If you have a company, it is very likely that you have the doubt of whether or not you are obliged to keep a
record of the working day
of your employees, to prove compliance with that day and the schedules agreed in the contract.
The answer is no, albeit with certain nuances. Although you are not obliged to keep track of the daily working day of your workers, you should record the overtime hours performed,or those developed by workers with part-time contracts.
From AYCE Laborytax, aware that it is an issue that generates controversy and concerns multiple companies from all sectors, we have prepared a post in which we are going to tell you everything you need to know about it, with the aim that you are clear about how to act in each case and comply with the law.
Companies are not obliged to record the working hours of their workers
The Supreme Court annulled on March 23, 2017 the judgment of the National Court issued on December 4, 2015, which declared the obligation on the part of any type of company to record the daily working day of its staff, regardless of whether or not the employees performed overtime.
On the basis of the following arguments, the Supreme Court reversed that judgment, holding that companies were only required to record overtime performed by their employees and hours performed by a part-time worker.
Article 35.5 of the Workers’ Statute
Through this article, companies were obliged to keep a record of the working hours of their employees.
An article that starts as follows, “For the purpose of calculating overtime”, which served the Supreme Court to indicate that the purpose of article 35.5 of the E.T. is to keep track of the performance of overtime by workers, with the aim of preventing them from exceeding the limits it establishes.
There is no obligation to register the ordinary working day of an employee, since in that case, the legislator should have provided for it in article 34 of the Workers’ Statute,which is the one that regulates the ordinary working day.
The ordinary working day of employees should only be controlled when they are hired part-time or have special employment contracts, and this is expressly provided for in the regulations.
The Supreme Court declares that article 35.5 of the E.T. cannot be considered as the National Court did, since its interpretation makes it clear that companies are only obliged to record the overtime hours performed, communicating them to the employee at the end of the month, as well as to the legal representation of the workers.
In what cases should a company keep a record of the working hours of its employees?
As we have already mentioned, a company would be obliged to record the working day of its employees in the following two cases:
The ruling of the Supreme Court, based on article 35.5 of the E.T., clarifies that companies are only obliged to record the overtime hours performed by their workers, since it would mean that the maximum duration of the ordinary working day would be exceeded.
This means that the company must not in any case record daily both the time of entry and exit of its employees,but simply overtime (in no case may more than 80 overtime hours per year be performed), notifying the employee in question at the end of the month.

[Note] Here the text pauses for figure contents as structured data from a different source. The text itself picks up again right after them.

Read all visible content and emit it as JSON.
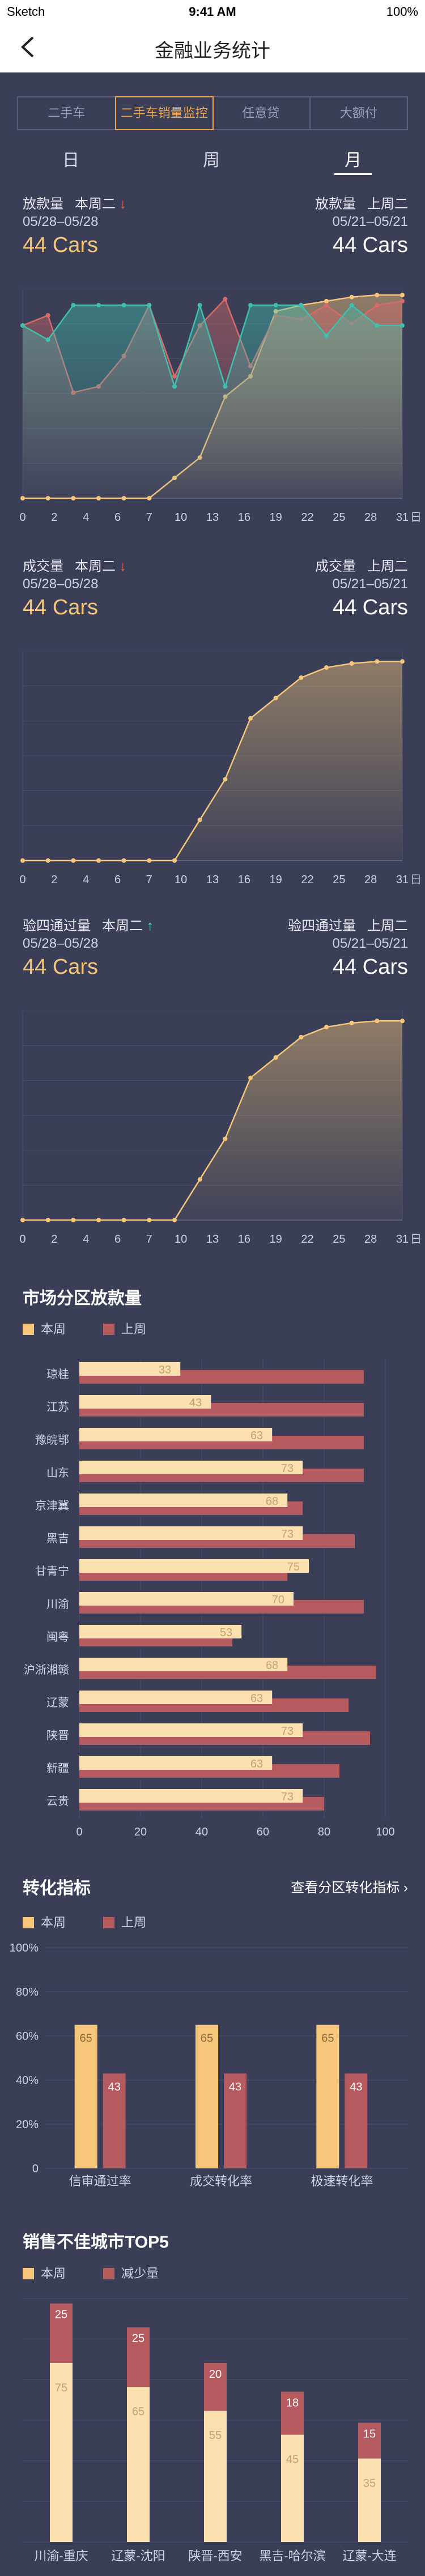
{
  "status": {
    "carrier": "Sketch",
    "time": "9:41 AM",
    "battery": "100%"
  },
  "nav": {
    "title": "金融业务统计",
    "back_icon": "chevron-left-icon"
  },
  "tabs": [
    {
      "label": "二手车",
      "active": false
    },
    {
      "label": "二手车销量监控",
      "active": true
    },
    {
      "label": "任意贷",
      "active": false
    },
    {
      "label": "大额付",
      "active": false
    }
  ],
  "period": {
    "day": "日",
    "week": "周",
    "month": "月",
    "selected": "月"
  },
  "metrics": [
    {
      "label": "放款量",
      "day": "本周二",
      "trend": "down",
      "date": "05/28–05/28",
      "value": "44 Cars",
      "cmp_label": "放款量",
      "cmp_day": "上周二",
      "cmp_date": "05/21–05/21",
      "cmp_value": "44 Cars"
    },
    {
      "label": "成交量",
      "day": "本周二",
      "trend": "down",
      "date": "05/28–05/28",
      "value": "44 Cars",
      "cmp_label": "成交量",
      "cmp_day": "上周二",
      "cmp_date": "05/21–05/21",
      "cmp_value": "44 Cars"
    },
    {
      "label": "验四通过量",
      "day": "本周二",
      "trend": "up",
      "date": "05/28–05/28",
      "value": "44 Cars",
      "cmp_label": "验四通过量",
      "cmp_day": "上周二",
      "cmp_date": "05/21–05/21",
      "cmp_value": "44 Cars"
    }
  ],
  "chart_data": [
    {
      "type": "area",
      "x_ticks": [
        "0",
        "2",
        "4",
        "6",
        "7",
        "10",
        "13",
        "16",
        "19",
        "22",
        "25",
        "28",
        "31"
      ],
      "x_unit": "日",
      "series": [
        {
          "color": "#f6c77a",
          "values": [
            0,
            0,
            0,
            0,
            0,
            0,
            10,
            20,
            50,
            60,
            92,
            95,
            97,
            99,
            100,
            100
          ]
        },
        {
          "color": "#d96a6a",
          "values": [
            85,
            90,
            52,
            55,
            70,
            95,
            60,
            85,
            98,
            65,
            90,
            88,
            95,
            86,
            95,
            97
          ]
        },
        {
          "color": "#3fbfae",
          "values": [
            85,
            78,
            95,
            95,
            95,
            95,
            55,
            95,
            55,
            95,
            95,
            95,
            80,
            95,
            85,
            85
          ]
        }
      ],
      "ylim": [
        0,
        100
      ]
    },
    {
      "type": "area",
      "x_ticks": [
        "0",
        "2",
        "4",
        "6",
        "7",
        "10",
        "13",
        "16",
        "19",
        "22",
        "25",
        "28",
        "31"
      ],
      "x_unit": "日",
      "series": [
        {
          "color": "#f6c77a",
          "values": [
            0,
            0,
            0,
            0,
            0,
            0,
            0,
            20,
            40,
            70,
            80,
            90,
            95,
            97,
            98,
            98
          ]
        }
      ],
      "ylim": [
        0,
        100
      ]
    },
    {
      "type": "area",
      "x_ticks": [
        "0",
        "2",
        "4",
        "6",
        "7",
        "10",
        "13",
        "16",
        "19",
        "22",
        "25",
        "28",
        "31"
      ],
      "x_unit": "日",
      "series": [
        {
          "color": "#f6c77a",
          "values": [
            0,
            0,
            0,
            0,
            0,
            0,
            0,
            20,
            40,
            70,
            80,
            90,
            95,
            97,
            98,
            98
          ]
        }
      ],
      "ylim": [
        0,
        100
      ]
    },
    {
      "type": "bar",
      "title": "市场分区放款量",
      "legend": [
        "本周",
        "上周"
      ],
      "categories": [
        "琼桂",
        "江苏",
        "豫皖鄂",
        "山东",
        "京津冀",
        "黑吉",
        "甘青宁",
        "川渝",
        "闽粤",
        "沪浙湘赣",
        "辽蒙",
        "陕晋",
        "新疆",
        "云贵"
      ],
      "series": [
        {
          "name": "本周",
          "values": [
            33,
            43,
            63,
            73,
            68,
            73,
            75,
            70,
            53,
            68,
            63,
            73,
            63,
            73
          ]
        },
        {
          "name": "上周",
          "values": [
            93,
            93,
            93,
            93,
            73,
            90,
            68,
            93,
            50,
            97,
            88,
            95,
            85,
            80
          ]
        }
      ],
      "xlim": [
        0,
        100
      ],
      "x_ticks": [
        "0",
        "20",
        "40",
        "60",
        "80",
        "100"
      ]
    },
    {
      "type": "bar",
      "title": "转化指标",
      "legend": [
        "本周",
        "上周"
      ],
      "categories": [
        "信审通过率",
        "成交转化率",
        "极速转化率"
      ],
      "series": [
        {
          "name": "本周",
          "values": [
            65,
            65,
            65
          ]
        },
        {
          "name": "上周",
          "values": [
            43,
            43,
            43
          ]
        }
      ],
      "ylim": [
        0,
        100
      ],
      "y_ticks": [
        "0",
        "20%",
        "40%",
        "60%",
        "80%",
        "100%"
      ]
    },
    {
      "type": "bar",
      "title": "销售不佳城市TOP5",
      "legend": [
        "本周",
        "减少量"
      ],
      "categories": [
        "川渝-重庆",
        "辽蒙-沈阳",
        "陕晋-西安",
        "黑吉-哈尔滨",
        "辽蒙-大连"
      ],
      "series": [
        {
          "name": "本周",
          "values": [
            75,
            65,
            55,
            45,
            35
          ]
        },
        {
          "name": "减少量",
          "values": [
            25,
            25,
            20,
            18,
            15
          ]
        }
      ],
      "ylim": [
        0,
        100
      ]
    }
  ],
  "sections": {
    "market": {
      "title": "市场分区放款量",
      "legend_this": "本周",
      "legend_last": "上周"
    },
    "conversion": {
      "title": "转化指标",
      "legend_this": "本周",
      "legend_last": "上周",
      "link": "查看分区转化指标",
      "link_icon": "chevron-right-icon"
    },
    "worst": {
      "title": "销售不佳城市TOP5",
      "legend_this": "本周",
      "legend_last": "减少量"
    }
  },
  "colors": {
    "bg": "#3a3e57",
    "accent": "#f0a64a",
    "gold": "#f6c77a",
    "red": "#b55a5e",
    "teal": "#3fbfae",
    "down": "#f0604a",
    "up": "#5de0c4"
  }
}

The ruling also indicates that companies are also obliged to register the working hours of part-time employees hiredon a daily basis, and if they do not, they would be exposed to a sanction by the Labor and Social Security Inspectorate, for non-compliance with the E.T.
Article 12.4 section C of the Workers’ Statute: “the working day of part-time workers shall be recorded day by day, and shall be totalled monthly by delivering a copy to the worker, together with the receipt of wages, of the summary of all hours performed in each month.”
In addition, it should be added that the employer must keep the monthly summaries of the registration of the day for a minimum of 4 years,so that the inspector could access them if necessary.
If a company did not register the working hours of part-time workers and received a labour inspection, unable to prove that the employee is truly working part-time, it would have to perform a full-time contract on the worker, with the same conditions and benefits.
Companies are not obliged to keep a
record of the working hours
of their staff, as long as there is no overtime, or there are no part-time contract workers.
In that case, a control of the overtime performed,as well as the entire working day of part-time workers, should be carried out, delivering a summary of them at the end of the month.